ABD, bugün başta Doğu Akdeniz ve Güney Çin Denizi olmak üzere deniz ve suyollarının bütün kilit noktalarında kışkırtmalar ve komplolar düzenlemektedir. Doğu Akdeniz’de Türkiye’nin hak ve menfaatlerini gaspetmeye yönelik ABD’nin yönlendirdiği girişimler Türkiye’yi olduğu kadar Çin’i, Rusya’yı ve İran’ı; Güney Çin Denizi’nde Çin’in egemenlik haklarına karşı ABD faaliyetleri de Çin’i olduğu kadar Türkiye’yi, Rusya’yı ve İran’ı da ilgilendirmektedir. ABD’nin yaptırımlar ve askeri tehditlerle İran’ı Basra (Fars) Körfezi’ne hapsetme girişimleri için de benzer bir durum söz konusudur.

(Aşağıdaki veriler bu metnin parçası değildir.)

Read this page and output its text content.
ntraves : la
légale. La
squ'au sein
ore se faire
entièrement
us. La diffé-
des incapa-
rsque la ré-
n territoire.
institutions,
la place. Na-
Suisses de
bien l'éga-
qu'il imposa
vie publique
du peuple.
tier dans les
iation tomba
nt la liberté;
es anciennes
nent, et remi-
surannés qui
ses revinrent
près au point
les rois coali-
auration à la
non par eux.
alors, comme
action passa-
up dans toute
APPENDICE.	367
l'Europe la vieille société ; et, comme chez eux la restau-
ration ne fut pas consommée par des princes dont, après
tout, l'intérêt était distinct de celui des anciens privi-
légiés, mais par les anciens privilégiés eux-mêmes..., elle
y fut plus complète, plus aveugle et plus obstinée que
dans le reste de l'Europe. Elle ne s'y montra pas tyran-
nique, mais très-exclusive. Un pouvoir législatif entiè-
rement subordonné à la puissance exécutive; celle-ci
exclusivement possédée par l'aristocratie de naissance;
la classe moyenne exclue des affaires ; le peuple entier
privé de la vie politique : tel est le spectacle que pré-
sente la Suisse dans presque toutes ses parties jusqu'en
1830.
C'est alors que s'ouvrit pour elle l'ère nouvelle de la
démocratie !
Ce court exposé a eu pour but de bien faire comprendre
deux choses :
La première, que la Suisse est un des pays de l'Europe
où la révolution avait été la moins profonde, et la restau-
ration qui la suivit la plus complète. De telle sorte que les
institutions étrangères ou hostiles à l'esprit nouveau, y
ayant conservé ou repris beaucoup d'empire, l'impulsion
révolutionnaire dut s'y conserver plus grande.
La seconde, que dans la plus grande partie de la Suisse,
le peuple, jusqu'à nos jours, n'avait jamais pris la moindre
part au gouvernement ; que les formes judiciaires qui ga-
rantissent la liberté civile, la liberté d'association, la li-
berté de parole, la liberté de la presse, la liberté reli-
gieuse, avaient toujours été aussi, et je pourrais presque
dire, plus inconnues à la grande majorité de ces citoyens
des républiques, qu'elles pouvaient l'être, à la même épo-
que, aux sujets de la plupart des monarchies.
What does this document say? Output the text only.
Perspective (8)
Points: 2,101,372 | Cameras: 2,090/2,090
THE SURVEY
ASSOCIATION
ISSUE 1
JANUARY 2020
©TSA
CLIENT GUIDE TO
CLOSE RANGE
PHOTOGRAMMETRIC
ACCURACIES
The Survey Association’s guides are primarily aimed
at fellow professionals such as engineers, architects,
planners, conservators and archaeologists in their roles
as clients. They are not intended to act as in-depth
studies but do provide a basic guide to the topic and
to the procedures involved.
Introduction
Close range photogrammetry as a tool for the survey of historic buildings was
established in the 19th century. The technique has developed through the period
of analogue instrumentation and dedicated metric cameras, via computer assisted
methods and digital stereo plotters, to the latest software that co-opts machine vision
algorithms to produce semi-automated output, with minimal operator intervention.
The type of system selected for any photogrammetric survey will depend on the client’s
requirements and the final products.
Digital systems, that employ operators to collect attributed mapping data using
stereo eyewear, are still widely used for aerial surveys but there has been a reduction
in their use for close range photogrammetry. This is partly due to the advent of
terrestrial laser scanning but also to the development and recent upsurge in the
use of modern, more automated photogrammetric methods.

KYG ise; başlangıçta Asya ile Avrupa ve Afrika arasında sağlam temellere dayanan işbirliklerinin inşası için önemli ilerlemeler kaydetmiş ve ilk başarılı sonuçlarını almaya başlamıştır. Sadece Çin ve çevresindeki ülkeler arasındaki ortaklıklar değil Afrika’dan Avrupa’ya kadar KYG konusunda önemli işbirlikleri gerçekleştirilmiştir. Bunlardan en önemlisi; Mart 2019’da İtalya’nın, Çin ile geniş çaplı bir mutabakat muhtırası imzalayarak KYG’ye katılan ilk G7 mensubu Avrupa ülkesi olmasıdır.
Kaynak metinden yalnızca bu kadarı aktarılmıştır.